I concluded in another article that Scripture can have multiple meanings that are not immediately apparent or realized: much like God’s kingdom is here but not fully; Jesus’ work is done but not in entirety (for he will come again). I think this double entendre in echad is much the same.
The Shema can express both the quantity of one and the quality of one/oneness.
But why does this matter? It affects the way we see God’s word.
I was at a youth group some weeks ago that was lush with teenagers and budding adults, all there to have fellowship with each other and worship. The youth pastor emerged about twenty minutes in, and he began covering the rich theology in Hebrews 1, specifically verses 1-4 which highlight Jesus as nonpareil to angels and sets him apart unequivocally.
The teacher, in hopping between Old Testament verses to bolster his point, cited Deuteronomy 6:4, the Shema, as an instance of there being one God, not many (quantity). He left no room for a double meaning, a portent of deeper meaning, or anything of the sort. And that’s okay.

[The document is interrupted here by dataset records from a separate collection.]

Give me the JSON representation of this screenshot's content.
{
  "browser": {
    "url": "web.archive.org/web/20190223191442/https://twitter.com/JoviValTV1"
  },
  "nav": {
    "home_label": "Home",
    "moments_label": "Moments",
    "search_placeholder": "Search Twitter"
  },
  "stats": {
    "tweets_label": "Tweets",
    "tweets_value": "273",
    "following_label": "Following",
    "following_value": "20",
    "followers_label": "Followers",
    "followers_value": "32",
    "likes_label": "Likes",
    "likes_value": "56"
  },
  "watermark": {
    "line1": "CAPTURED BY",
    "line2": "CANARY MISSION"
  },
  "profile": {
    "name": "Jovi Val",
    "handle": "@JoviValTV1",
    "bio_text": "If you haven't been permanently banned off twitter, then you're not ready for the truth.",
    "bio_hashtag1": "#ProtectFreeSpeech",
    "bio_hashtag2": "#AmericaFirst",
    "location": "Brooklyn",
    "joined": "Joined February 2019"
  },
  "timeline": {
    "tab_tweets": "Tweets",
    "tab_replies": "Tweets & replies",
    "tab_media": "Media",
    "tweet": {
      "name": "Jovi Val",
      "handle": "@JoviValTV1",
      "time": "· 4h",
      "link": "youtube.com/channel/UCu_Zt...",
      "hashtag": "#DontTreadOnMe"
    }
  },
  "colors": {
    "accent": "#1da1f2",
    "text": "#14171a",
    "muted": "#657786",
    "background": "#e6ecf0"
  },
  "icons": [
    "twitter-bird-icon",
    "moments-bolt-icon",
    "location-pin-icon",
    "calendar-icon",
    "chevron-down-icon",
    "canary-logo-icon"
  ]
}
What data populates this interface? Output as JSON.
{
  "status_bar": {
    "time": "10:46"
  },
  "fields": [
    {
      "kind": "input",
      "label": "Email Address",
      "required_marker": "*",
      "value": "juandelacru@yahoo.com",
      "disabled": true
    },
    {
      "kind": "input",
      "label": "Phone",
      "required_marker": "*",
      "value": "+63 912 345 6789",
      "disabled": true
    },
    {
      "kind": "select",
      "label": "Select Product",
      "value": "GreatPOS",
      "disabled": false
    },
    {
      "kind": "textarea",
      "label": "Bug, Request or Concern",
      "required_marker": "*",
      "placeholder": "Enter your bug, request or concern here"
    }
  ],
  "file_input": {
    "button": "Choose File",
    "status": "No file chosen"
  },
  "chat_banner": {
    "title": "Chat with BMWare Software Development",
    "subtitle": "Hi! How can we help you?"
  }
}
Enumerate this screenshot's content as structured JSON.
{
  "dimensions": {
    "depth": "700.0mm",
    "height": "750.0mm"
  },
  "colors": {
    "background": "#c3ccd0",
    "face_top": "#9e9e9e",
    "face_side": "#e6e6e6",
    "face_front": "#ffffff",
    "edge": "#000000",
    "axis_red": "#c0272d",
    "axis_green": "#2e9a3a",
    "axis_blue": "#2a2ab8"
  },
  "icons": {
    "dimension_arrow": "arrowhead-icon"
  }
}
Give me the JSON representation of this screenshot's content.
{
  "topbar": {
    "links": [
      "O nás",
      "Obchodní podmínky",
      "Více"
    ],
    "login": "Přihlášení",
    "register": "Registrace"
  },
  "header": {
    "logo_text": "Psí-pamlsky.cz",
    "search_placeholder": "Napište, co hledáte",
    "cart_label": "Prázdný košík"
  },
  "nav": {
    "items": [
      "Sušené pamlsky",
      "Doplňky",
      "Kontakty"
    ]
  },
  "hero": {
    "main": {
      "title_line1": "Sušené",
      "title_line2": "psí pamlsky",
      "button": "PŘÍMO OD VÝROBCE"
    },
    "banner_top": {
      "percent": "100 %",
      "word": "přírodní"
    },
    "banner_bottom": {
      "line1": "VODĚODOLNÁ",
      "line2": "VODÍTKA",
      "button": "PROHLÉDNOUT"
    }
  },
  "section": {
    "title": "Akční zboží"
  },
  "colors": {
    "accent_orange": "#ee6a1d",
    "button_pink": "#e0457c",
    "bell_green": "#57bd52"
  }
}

But if you base your theology on single verses that appear so intuitively in favor of your point, you won’t be equipped to answer when someone has hard questions about your beliefs.
But sanctify the Lord God in your hearts, and always be ready to give a defense to everyone who asks you a reason for the hope that is in you, with meekness and fear… (2 Pet. 3:15)
When we say “the Lord is one,” we should be declaring more than just number.
- We are declaring there is one God, not many.
- We are declaring God is united, not divided against himself.
- We are declaring in him there is no change… that the promises he has made and the redemption we and creation groan for is coming.
- We are declaring that as is his character, so will be ours: which means we are to be one as a people.
One day, the church will be united. There will be no great chasm between us, and the remnant that was holy and set apart by God will be together again.
One day, we will all be one. YHWH Eloheinu, YHWH echad.